Não é mais uma vantagem competitiva, é uma expectativa. A atitude sustentável tornou-se uma obrigação e cresce como um hábito para os cidadãos, e uma regra para as empresas.

E, na ansiedade pela busca de atitudes sustentáveis, a lupa embaçada de alguns vigilantes podem cometer graves injustiças.

Exemplos disto são propostas que determinadas organizações lançam rotineiramente, sob a égide da (pseudo)sustentabilidade. Faço referência a exemplos da “segunda sem carne” e outras propostas que buscam o banimento do consumo de proteínas de altíssima qualidade, como a proteína animal.

Não busco aqui lançar ideias sobre as reais motivações destas iniciativas – afinal, poderia incorrer em cometer as mesmas injustiças que nos acometem. Mas faço um reforço à necessidade de aprofundamento técnico-científico neste debate que, ante à união de esforços em busca de soluções, tem permeado caminhos por águas rasas, encalhado em argumentos passionais.

Neste devaneio de equívocos, surgem mitos que, por vezes, conflitam com os princípios de seus militantes. Afinal, reduzir o consumo de carne é uma ideia que alcança os três pilares de sustentabilidade estabelecidos na Declaração de Política de 2002 da Cúpula Mundial realizada pela ONU em Joanesburgo – sendo, portanto, economicamente viáveis, socialmente aceitáveis e de baixo impacto ambiental?
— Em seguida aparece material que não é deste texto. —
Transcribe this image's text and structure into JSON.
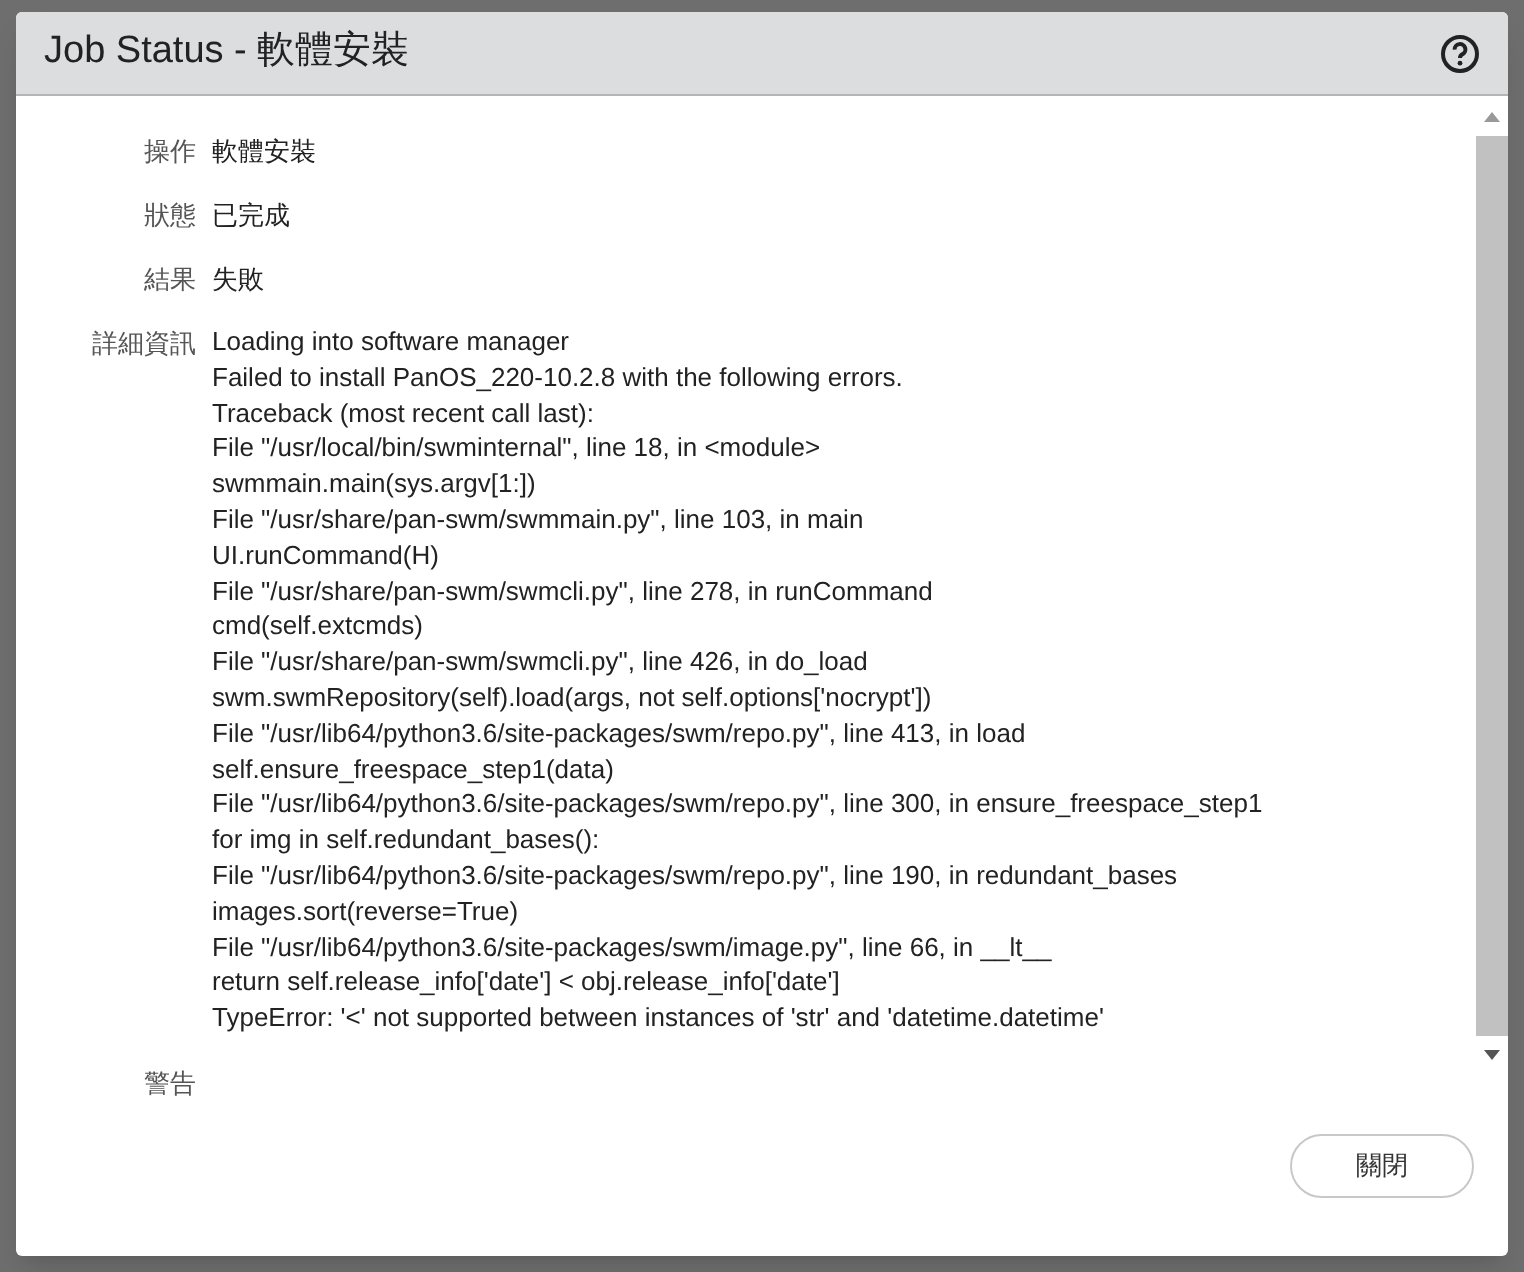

Nessa análise cabe uma palavra-chave sobre a qual é merecida uma reflexão: aptidão.

Para aqueles que verdadeiramente conhecem o setor agropecuário brasileiro, é sabido que o Brasil possui características naturais que favorecem a produção de alimentos, sendo essas características de ordem ambiental, climática, territorial e cultural.
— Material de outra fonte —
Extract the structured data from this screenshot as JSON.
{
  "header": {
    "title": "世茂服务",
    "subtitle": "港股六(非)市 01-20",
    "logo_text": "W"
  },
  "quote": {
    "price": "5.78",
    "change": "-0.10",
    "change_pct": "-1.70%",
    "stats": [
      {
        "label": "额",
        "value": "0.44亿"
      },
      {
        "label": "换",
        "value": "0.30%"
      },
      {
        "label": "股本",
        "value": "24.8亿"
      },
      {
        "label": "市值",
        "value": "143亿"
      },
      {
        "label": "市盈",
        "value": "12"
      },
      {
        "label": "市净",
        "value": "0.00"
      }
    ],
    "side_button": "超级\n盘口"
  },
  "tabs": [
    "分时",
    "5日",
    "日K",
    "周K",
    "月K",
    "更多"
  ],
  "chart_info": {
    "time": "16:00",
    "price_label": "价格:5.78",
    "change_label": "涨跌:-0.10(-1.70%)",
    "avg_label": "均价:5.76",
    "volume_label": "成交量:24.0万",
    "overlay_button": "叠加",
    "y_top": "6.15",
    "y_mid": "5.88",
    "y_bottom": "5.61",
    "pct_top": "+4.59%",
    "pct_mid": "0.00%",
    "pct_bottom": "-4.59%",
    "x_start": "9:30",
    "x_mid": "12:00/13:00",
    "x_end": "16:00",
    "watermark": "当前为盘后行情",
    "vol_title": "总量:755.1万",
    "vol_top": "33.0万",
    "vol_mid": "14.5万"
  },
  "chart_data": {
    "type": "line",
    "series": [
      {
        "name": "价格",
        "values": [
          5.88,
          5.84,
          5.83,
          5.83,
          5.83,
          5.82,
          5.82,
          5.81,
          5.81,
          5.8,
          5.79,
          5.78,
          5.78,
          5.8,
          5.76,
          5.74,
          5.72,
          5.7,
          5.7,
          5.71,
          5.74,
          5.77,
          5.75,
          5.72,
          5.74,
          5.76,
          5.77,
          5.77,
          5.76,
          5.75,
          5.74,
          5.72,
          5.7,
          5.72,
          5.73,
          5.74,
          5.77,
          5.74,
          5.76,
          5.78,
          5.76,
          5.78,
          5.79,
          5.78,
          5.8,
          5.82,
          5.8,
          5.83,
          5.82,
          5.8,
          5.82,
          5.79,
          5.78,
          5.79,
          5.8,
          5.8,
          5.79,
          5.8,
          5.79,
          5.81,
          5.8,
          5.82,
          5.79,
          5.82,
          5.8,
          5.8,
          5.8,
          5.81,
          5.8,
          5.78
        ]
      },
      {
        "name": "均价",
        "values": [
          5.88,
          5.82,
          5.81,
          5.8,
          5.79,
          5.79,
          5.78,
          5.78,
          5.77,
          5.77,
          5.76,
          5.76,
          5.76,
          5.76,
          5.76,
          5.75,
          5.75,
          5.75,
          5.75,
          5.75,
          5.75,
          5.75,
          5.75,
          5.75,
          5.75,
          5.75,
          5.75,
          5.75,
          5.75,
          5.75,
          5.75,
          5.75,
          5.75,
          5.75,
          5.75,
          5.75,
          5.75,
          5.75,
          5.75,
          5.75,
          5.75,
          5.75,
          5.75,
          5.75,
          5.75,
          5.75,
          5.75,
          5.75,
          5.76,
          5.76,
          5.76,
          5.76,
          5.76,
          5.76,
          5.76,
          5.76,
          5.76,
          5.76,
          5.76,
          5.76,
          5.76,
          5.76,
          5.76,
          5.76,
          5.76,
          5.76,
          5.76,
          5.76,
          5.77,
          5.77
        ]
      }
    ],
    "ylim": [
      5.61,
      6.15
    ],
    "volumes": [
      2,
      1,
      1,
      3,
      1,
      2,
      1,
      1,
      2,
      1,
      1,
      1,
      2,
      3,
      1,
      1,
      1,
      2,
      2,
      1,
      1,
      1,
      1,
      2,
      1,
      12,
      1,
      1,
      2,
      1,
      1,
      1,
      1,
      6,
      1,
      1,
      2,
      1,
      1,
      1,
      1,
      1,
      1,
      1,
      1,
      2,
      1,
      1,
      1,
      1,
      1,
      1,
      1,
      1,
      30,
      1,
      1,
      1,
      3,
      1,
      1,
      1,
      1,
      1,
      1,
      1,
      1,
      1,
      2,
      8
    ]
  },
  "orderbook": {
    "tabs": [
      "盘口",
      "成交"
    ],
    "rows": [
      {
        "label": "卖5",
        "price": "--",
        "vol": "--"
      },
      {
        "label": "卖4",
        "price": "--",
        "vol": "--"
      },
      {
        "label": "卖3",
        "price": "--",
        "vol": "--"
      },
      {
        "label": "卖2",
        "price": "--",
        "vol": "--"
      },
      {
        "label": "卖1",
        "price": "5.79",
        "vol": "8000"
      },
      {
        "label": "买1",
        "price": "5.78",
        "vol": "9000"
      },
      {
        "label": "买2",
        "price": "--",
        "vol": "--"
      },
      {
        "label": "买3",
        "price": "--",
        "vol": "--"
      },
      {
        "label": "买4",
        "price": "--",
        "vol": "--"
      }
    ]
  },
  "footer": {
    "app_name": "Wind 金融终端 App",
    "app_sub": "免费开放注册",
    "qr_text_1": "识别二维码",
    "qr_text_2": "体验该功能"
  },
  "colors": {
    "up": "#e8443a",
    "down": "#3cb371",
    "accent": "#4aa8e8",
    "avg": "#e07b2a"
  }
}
A vasta disponibilidade de insumos, tais como grãos, água e terra, permite melhor competitividade; o clima favorável propicia tanto a disponibilidade desses insumos quanto o menor consumo energético nos sistemas produtivos; o sistema de integração permite melhor controle sanitário e impacto social. Tudo isso somado a uma legislação ambiental bastante restritiva.

A também cinquentenária avicultura é exemplo disso, assim como a suinocultura.

Empenhadas na aplicação de novas tecnologias para ganhos produtivos com menor demanda de insumos, segue rígidos protocolos e investe em inovações de redução de impactos em iniciativas que vão da granja ao transporte dos produtos acabados.

Tudo isto em cadeias produtivas intensivas em mão-de-obra, com forte geração de emprego e renda, especialmente em regiões menos industrializadas. Fixam o homem no campo e contribuem para a melhora da renda na cidade, com impactos diretos no desenvolvimento humano.

Ao mesmo tempo, ofertam alimentos acessíveis, geram riquezas para o país. No campo brasileiro, a produção de uma ave emite metade do CO² de uma ave produzida em solo britânico – informação do próprio Departamento de Desenvolvimento Rural e Alimentação do Reino Unido.

É claro que todas as atividades agrícolas e agropecuárias enfrentam desafios constantes para a manutenção do equilíbrio entre o uso dos recursos naturais e a produção de alimentos acessíveis. Não se pode negar a necessidade de aprimoramento constante que permita uma produção mais limpa, eficiente e, ao mesmo tempo, competitiva.

Afinal, esse é o verdadeiro conceito de desenvolvimento sustentável: aquele que permite o crescimento econômico necessário, garantindo a preservação do meio ambiente e o desenvolvimento social para as gerações atuais e futuras.

Neste sentido, a Associação Brasileira de Proteína Animal (ABPA) vem trabalhando fortemente em campanhas em prol do desenvolvimento sustentável, com o apoio às iniciativas para atendimento às metas da ONU – os ODS – em especial sobre cinco objetivos definidos pelo Conselho Mundial da Avicultura como prioritários.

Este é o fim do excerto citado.